The Treasury Committee, in its first and perhaps most important recommendation, points to the new evidence that shows that the family incomes of many of the poorest have become more variable and unstable as a result of tax credits. That all-party Committee asks the Chancellor to consider fixing awards over shorter periods than a year, and I ask him again to do so. The time has come to give serious consideration to moving to a tax credit system that is based on shorter, more fixed payments, that brings greater certainty to family incomes and that avoids the hardship of overpayment.
It is great to hear the hon. Gentleman giving advice, but in his interview in last month’s edition of Magill, the well-respected Irish magazine, he said:
“anyone who says that I haven’t known adversity hasn’t looked at my CV—I worked for John Major when we lost the 1997 election”.

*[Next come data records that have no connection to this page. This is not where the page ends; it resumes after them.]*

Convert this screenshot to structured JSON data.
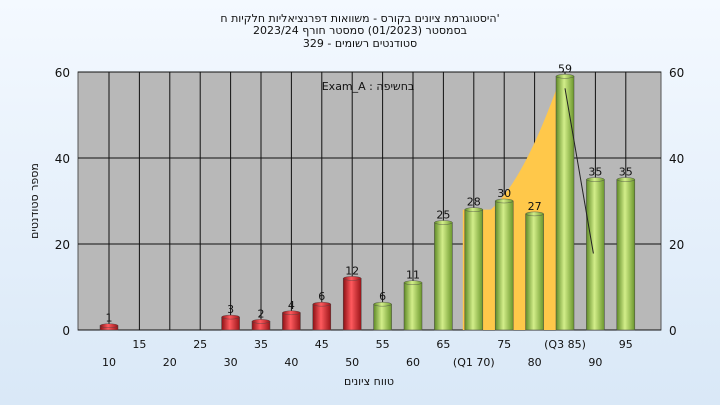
{
  "titles": [
    "'היסטוגרמת ציונים בקורס - משוואות דפרנציאליות חלקיות ח",
    "בסמסטר  (01/2023)  סמסטר חורף 2023/24",
    "סטודנטים רשומים - 329"
  ],
  "chart_data": {
    "type": "bar",
    "xlabel": "טווח ציונים",
    "ylabel": "מספר סטודנטים",
    "annotation": "בחשיפה : Exam_A",
    "ylim": [
      0,
      60
    ],
    "y_ticks": [
      "0",
      "20",
      "40",
      "60"
    ],
    "categories": [
      "10",
      "15",
      "20",
      "25",
      "30",
      "35",
      "40",
      "45",
      "50",
      "55",
      "60",
      "65",
      "(Q1 70)",
      "75",
      "80",
      "(Q3 85)",
      "90",
      "95"
    ],
    "values": [
      1,
      0,
      0,
      0,
      3,
      2,
      4,
      6,
      12,
      6,
      11,
      25,
      28,
      30,
      27,
      59,
      35,
      35
    ],
    "bar_colors": [
      "red",
      "red",
      "red",
      "red",
      "red",
      "red",
      "red",
      "red",
      "red",
      "green",
      "green",
      "green",
      "green",
      "green",
      "green",
      "green",
      "green",
      "green"
    ],
    "highlight_area": {
      "from": "(Q1 70)",
      "to": "(Q3 85)",
      "color": "#ffc84a"
    },
    "grid": true,
    "colors": {
      "red": "#d9262c",
      "green": "#9ac251",
      "plot_bg": "#b8b8b8",
      "area": "#ffc84a"
    }
  }
}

He then said that he worked for the right hon. Member for Richmond, Yorks (Mr. Hague) when the Conservatives lost in 2001. He went on to say:
“That doesn’t say much for the quality of my advice”—
so why should we listen to him now?
An absolutely devastating intervention. I should refer the hon. Gentleman to the figures on awards in Livingstone, which has pretty much the worst record on errors of anywhere in the country outside East Ham and West Ham. If he wants to toddle off and look at the figures, he can do so.
Examining the design of the tax credit system does not mean scrapping tax credits, but trying to make them work. In a rare admission of error, the Chancellor, too, opened up that possibility at the end of last year when he said that the Government might have to examine fixed payments. However, I doubt that he will do that considering that he designed the flawed system and has presided over its incompetent administration. Today’s tax credit system is his creation and no one else’s—[Interruption.]
Order. Could we have just one debate in the Chamber with one speaker?
Thank you, Madam Deputy Speaker.
The Chancellor remains stuck in the past. He is refusing to listen and is the road block to reform. He is too proud to admit that he has got it wrong and too lacking in courage to defend the system in public. It will be up to the next Government to fix the broken tax credit system and give millions of lower-income people the social justice that they deserve.